GetBucks ditches mortgage lending

Melody Chikono

GETBUCKS Microfinance Bank has ditched mortgage lending barely three years after introducing it, due to runaway inflation ravaging the economy and decimating incomes and pensions, businessdigest can report.

The financial institution, which adopted a cautious approach to the issuance of mortgage loans, choosing to leverage on equity loans instead, said its business model cannot sustain the instrument in the face of a hyperinflationary environment.

GetBucks introduced mortgages to low-income earners in 2016, with the loan attracting 18% interest per annum, payable in 10 years with 0% deposit and has seen the bank increasing its interest income.

GetBucks now says it does not have access to long-term deposits, which makes mortgage loans a viable option in the current volatile economy characterised by runaway inflation, now close to 500%.

A mortgage loan is used either by prospective property owners to raise funds to buy real estate, or alternatively by existing property owners to raise funds for any purpose, while putting a lien on the property being mortgaged. The loans are of a long-term nature.

GetBucks CE Terry Mudangwe told businessdigest on the sidelines of the company’s annual general meeting on Tuesday this week that the bank, which had hoped to double its mortgage loan book to ZW$3 million in 2017 on the back of new political developments, had finally thrown in the towel, as there was continuous value erosion.

“We are now focussing on short-term loans. Mortgage loans are of long-term nature and not viable in this environment. It’s just destroying value. We are no longer focussing on that anymore and since the last time we spoke about it, nothing has moved. We are now focussing on our core business — civil servants. With inflation, even if you take a loan as an individual at a certain amount, and you divide it with the current rate, you will see that you will have done nothing, but destroy value,” he said.

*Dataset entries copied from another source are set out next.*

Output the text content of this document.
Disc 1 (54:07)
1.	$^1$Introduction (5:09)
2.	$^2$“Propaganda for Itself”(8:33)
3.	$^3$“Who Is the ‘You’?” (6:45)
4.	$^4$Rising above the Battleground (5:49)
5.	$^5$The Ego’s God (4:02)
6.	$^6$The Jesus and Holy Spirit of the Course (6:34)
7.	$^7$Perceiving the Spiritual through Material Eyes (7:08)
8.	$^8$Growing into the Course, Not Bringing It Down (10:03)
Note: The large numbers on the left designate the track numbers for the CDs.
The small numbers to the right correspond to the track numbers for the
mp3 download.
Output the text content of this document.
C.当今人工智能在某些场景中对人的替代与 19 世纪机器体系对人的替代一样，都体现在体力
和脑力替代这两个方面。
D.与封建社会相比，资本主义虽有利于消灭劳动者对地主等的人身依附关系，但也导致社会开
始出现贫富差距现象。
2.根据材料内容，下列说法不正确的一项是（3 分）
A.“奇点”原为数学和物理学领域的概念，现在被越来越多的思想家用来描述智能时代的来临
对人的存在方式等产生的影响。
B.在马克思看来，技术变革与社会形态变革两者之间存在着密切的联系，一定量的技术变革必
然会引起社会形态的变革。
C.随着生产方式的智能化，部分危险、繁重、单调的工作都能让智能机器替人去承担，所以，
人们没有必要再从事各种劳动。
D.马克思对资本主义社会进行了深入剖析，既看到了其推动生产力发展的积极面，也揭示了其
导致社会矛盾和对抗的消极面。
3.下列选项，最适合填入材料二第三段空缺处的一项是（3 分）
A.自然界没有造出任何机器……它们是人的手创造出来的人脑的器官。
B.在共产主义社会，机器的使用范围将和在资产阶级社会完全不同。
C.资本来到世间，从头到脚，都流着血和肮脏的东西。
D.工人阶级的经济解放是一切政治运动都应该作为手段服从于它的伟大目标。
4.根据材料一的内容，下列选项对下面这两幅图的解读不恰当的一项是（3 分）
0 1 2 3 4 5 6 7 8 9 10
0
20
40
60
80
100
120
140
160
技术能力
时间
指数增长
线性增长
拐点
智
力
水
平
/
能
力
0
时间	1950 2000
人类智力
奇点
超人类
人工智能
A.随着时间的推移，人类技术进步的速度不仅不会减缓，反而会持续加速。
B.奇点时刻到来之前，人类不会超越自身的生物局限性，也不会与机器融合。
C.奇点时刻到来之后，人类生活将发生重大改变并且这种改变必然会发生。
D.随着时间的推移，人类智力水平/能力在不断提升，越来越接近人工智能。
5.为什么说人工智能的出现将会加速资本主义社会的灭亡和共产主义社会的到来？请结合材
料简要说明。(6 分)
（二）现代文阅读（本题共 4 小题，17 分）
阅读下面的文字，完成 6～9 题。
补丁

Mudangwe said the mortgage industry outlook was also gloomy as long as inflation remains high. The matter is compounded by the fact that GetBucks does not have access to long-term deposits, making mortgaging impossible.

“Maybe to the guys who have long-term funds, your Old Mutual, your Cabs, they can do that with pensions funds. We don’t have access to that, as most of our deposits are all wholesale. We don’t have deposits of a long-term nature and, without that, the mismatch of assets and liability becomes a big issue,” he said.
In the financial year ending December 31, 2019, GetBucks carried on its books a total of ZW$37,11 million of past due and impaired mortgage loans, up from ZW$21,6 million in FY 2018.

A total of ZW$1,193 million in mortgage loans, with maturity ranging from three months to over five years sat on the micro-finance institution’s books at full-year 2019.

This was up from the 2018 figure of ZW$1 million.The maturity analysis of loans and advances were based on the remaining period to contractual maturity from year end.

Mortage loans characteristics such as size of the loan, maturity, interest rate, method of paying off, among others, can vary considerably and the lender’s rights over the secured property take priority over the borrower’s and other creditors.

This means that if the borrower becomes insolvent, creditors will only be repaid the debts owed to them from a sale of the secured property if the mortgage lender is repaid in full first.

Overall, appetite for lending by Zimbabwean banks has been on a downward trajectory, reversing gains for private companies, as cancellations of mortgages increased.

On general lending, the loan-to-deposit ratio went down from a high of 86,07% in 2015, before tumbling to 56,64% in 2016. In December 2017, it took a tailspin to 44,81%, before plunging to 40,71% in December 2018 and 36,6% in 2019.

Meanwhile, in the year to date, Mudangwe says the value preservation strategy to acquire investment property in 2018 continued to yield results, with a fully functional banking platform, as the bank continued to focus on growing its customer base.

“Capital preservation importance has been magnified by the recent indexing of minimum capital to the United States dollar. We now have to strike a fine balancing act between value preservation and profitability,” he said.